Harry shook his head. “I can’t do that.”

“I don’t mind,” she said. “He’s not a bad lay.”

“I can’t do it.”

She grasped both his ears and looked at him so closely that their noses touched. “Harry, sooner or later you’ll have to do something. It doesn’t get better all by itself. Addiction always gets worse.”

He shook his head again. “I’ll beat it on my own.”

He stayed away from the pills for nearly a whole week. By the fifth day, though, his supervisor ordered him to go to the infirmary.

“I’m not going to let you kill yourself out there,” the super snarled at him. “Or anybody else, either.”

“But they’ll send me back Earthside,” Harry said. Pleaded, really.

“They ought to shoot you out of a mother-humping cannon,” the super growled.

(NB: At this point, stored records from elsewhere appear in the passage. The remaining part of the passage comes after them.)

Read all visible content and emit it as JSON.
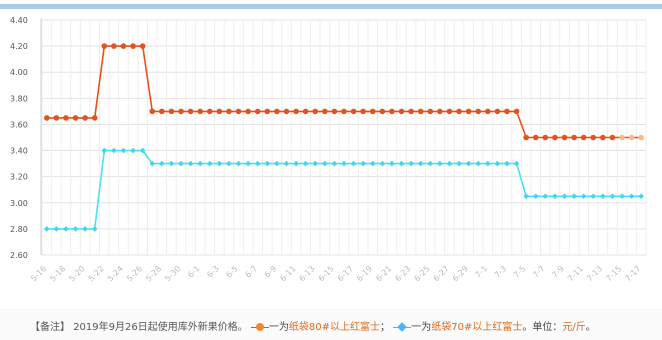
{
  "chart_data": {
    "type": "line",
    "title": "",
    "xlabel": "",
    "ylabel": "",
    "ylim": [
      2.6,
      4.4
    ],
    "yticks": [
      "4.40",
      "4.20",
      "4.00",
      "3.80",
      "3.60",
      "3.40",
      "3.20",
      "3.00",
      "2.80",
      "2.60"
    ],
    "grid": true,
    "x": [
      "5-16",
      "5-17",
      "5-18",
      "5-19",
      "5-20",
      "5-21",
      "5-22",
      "5-23",
      "5-24",
      "5-25",
      "5-26",
      "5-27",
      "5-28",
      "5-29",
      "5-30",
      "5-31",
      "6-1",
      "6-2",
      "6-3",
      "6-4",
      "6-5",
      "6-6",
      "6-7",
      "6-8",
      "6-9",
      "6-10",
      "6-11",
      "6-12",
      "6-13",
      "6-14",
      "6-15",
      "6-16",
      "6-17",
      "6-18",
      "6-19",
      "6-20",
      "6-21",
      "6-22",
      "6-23",
      "6-24",
      "6-25",
      "6-26",
      "6-27",
      "6-28",
      "6-29",
      "6-30",
      "7-1",
      "7-2",
      "7-3",
      "7-4",
      "7-5",
      "7-6",
      "7-7",
      "7-8",
      "7-9",
      "7-10",
      "7-11",
      "7-12",
      "7-13",
      "7-14",
      "7-15",
      "7-16",
      "7-17"
    ],
    "x_tick_labels": [
      "5-16",
      "5-18",
      "5-20",
      "5-22",
      "5-24",
      "5-26",
      "5-28",
      "5-30",
      "6-1",
      "6-3",
      "6-5",
      "6-7",
      "6-9",
      "6-11",
      "6-13",
      "6-15",
      "6-17",
      "6-19",
      "6-21",
      "6-23",
      "6-25",
      "6-27",
      "6-29",
      "7-1",
      "7-3",
      "7-5",
      "7-7",
      "7-9",
      "7-11",
      "7-13",
      "7-15",
      "7-17"
    ],
    "series": [
      {
        "color": "#e2541b",
        "marker_color": "#e2541b",
        "marker": "circle",
        "values": [
          3.65,
          3.65,
          3.65,
          3.65,
          3.65,
          3.65,
          4.2,
          4.2,
          4.2,
          4.2,
          4.2,
          3.7,
          3.7,
          3.7,
          3.7,
          3.7,
          3.7,
          3.7,
          3.7,
          3.7,
          3.7,
          3.7,
          3.7,
          3.7,
          3.7,
          3.7,
          3.7,
          3.7,
          3.7,
          3.7,
          3.7,
          3.7,
          3.7,
          3.7,
          3.7,
          3.7,
          3.7,
          3.7,
          3.7,
          3.7,
          3.7,
          3.7,
          3.7,
          3.7,
          3.7,
          3.7,
          3.7,
          3.7,
          3.7,
          3.7,
          3.5,
          3.5,
          3.5,
          3.5,
          3.5,
          3.5,
          3.5,
          3.5,
          3.5,
          3.5,
          3.5,
          3.5,
          3.5
        ],
        "faded_from_index": 60
      },
      {
        "color": "#47e3f0",
        "marker_color": "#3fd7ea",
        "marker": "diamond",
        "values": [
          2.8,
          2.8,
          2.8,
          2.8,
          2.8,
          2.8,
          3.4,
          3.4,
          3.4,
          3.4,
          3.4,
          3.3,
          3.3,
          3.3,
          3.3,
          3.3,
          3.3,
          3.3,
          3.3,
          3.3,
          3.3,
          3.3,
          3.3,
          3.3,
          3.3,
          3.3,
          3.3,
          3.3,
          3.3,
          3.3,
          3.3,
          3.3,
          3.3,
          3.3,
          3.3,
          3.3,
          3.3,
          3.3,
          3.3,
          3.3,
          3.3,
          3.3,
          3.3,
          3.3,
          3.3,
          3.3,
          3.3,
          3.3,
          3.3,
          3.3,
          3.05,
          3.05,
          3.05,
          3.05,
          3.05,
          3.05,
          3.05,
          3.05,
          3.05,
          3.05,
          3.05,
          3.05,
          3.05
        ]
      }
    ]
  },
  "note": {
    "label": "【备注】",
    "intro": "2019年9月26日起使用库外新果价格。",
    "dash": "一",
    "orange_series_prefix": "一为",
    "orange_series_name": "纸袋80#以上红富士",
    "separator": "；",
    "cyan_series_prefix": "一为",
    "cyan_series_name": "纸袋70#以上红富士",
    "unit_prefix": "。单位：",
    "unit": "元/斤",
    "end": "。"
  }
}
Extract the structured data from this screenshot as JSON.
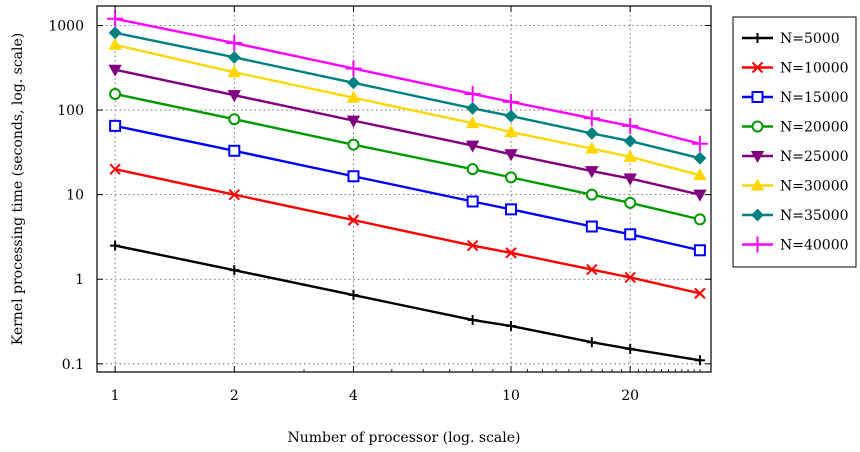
{
  "chart_data": {
    "type": "line",
    "xlabel": "Number of processor (log. scale)",
    "ylabel": "Kernel processing time (seconds, log. scale)",
    "xscale": "log",
    "yscale": "log",
    "xlim": [
      0.9,
      32
    ],
    "ylim": [
      0.08,
      1700
    ],
    "xticks": [
      1,
      2,
      4,
      10,
      20
    ],
    "xtick_labels": [
      "1",
      "2",
      "4",
      "10",
      "20"
    ],
    "yticks": [
      0.1,
      1,
      10,
      100,
      1000
    ],
    "ytick_labels": [
      "0.1",
      "1",
      "10",
      "100",
      "1000"
    ],
    "grid": true,
    "legend_position": "right",
    "x": [
      1,
      2,
      4,
      8,
      10,
      16,
      20,
      30
    ],
    "series": [
      {
        "name": "N=5000",
        "color": "#000000",
        "marker": "plus",
        "values": [
          2.5,
          1.28,
          0.65,
          0.33,
          0.28,
          0.18,
          0.15,
          0.11
        ]
      },
      {
        "name": "N=10000",
        "color": "#ff0000",
        "marker": "x",
        "values": [
          20,
          10,
          5,
          2.5,
          2.05,
          1.3,
          1.05,
          0.68
        ]
      },
      {
        "name": "N=15000",
        "color": "#0000ff",
        "marker": "square",
        "values": [
          65,
          33,
          16.5,
          8.3,
          6.7,
          4.2,
          3.4,
          2.2
        ]
      },
      {
        "name": "N=20000",
        "color": "#009900",
        "marker": "circle",
        "values": [
          155,
          78,
          39,
          20,
          16,
          10,
          8,
          5.1
        ]
      },
      {
        "name": "N=25000",
        "color": "#800080",
        "marker": "triangle-down",
        "values": [
          300,
          150,
          75,
          38,
          30,
          19,
          15.5,
          10
        ]
      },
      {
        "name": "N=30000",
        "color": "#ffd700",
        "marker": "triangle-up",
        "values": [
          590,
          280,
          140,
          70,
          55,
          35,
          28,
          17
        ]
      },
      {
        "name": "N=35000",
        "color": "#008080",
        "marker": "diamond",
        "values": [
          820,
          420,
          210,
          105,
          85,
          53,
          43,
          27
        ]
      },
      {
        "name": "N=40000",
        "color": "#ff00ff",
        "marker": "plus",
        "values": [
          1200,
          620,
          310,
          155,
          125,
          80,
          65,
          40
        ]
      }
    ]
  }
}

“I’ll beat it. Give me a chance.”

“The way your hands are shaking? The way your eyes look? You think I’m crazy?”

“Please,” Harry begged. It was the hardest word he had ever spoken in his whole life.

The super stared at him, his face splotchy red with anger, his eyes smoldering. At last he said, “You work alone. You kill yourself, that’s your problem, but I’m not going to let you kill anybody else.”

“Okay,” Harry agreed.

“And if you don’t start shaping up damned soon, you’re finished. Understand?”

“Yeah, but—”

“No buts. You shape up or I’ll fire your ass back to Earth so fast they’ll hear the sonic boom on Mars.”

So Harry got all the solo jobs: setting up packages of tools at the sites where the crew would be working next; hauling emergency tanks of oxygen; plugging in electronics boards in a new section after the crew finished putting it together; spraying heat-reflecting paint on slabs of the habitat’s outer skin. He worked slowly, methodically, because his hands were shaking most of the time and his vision went blurry now and then. He fought for control of his own body inside the confines of his space suit, which didn’t smell like a new car anymore; it smelled of sweat and piss and teeth-gritting agony.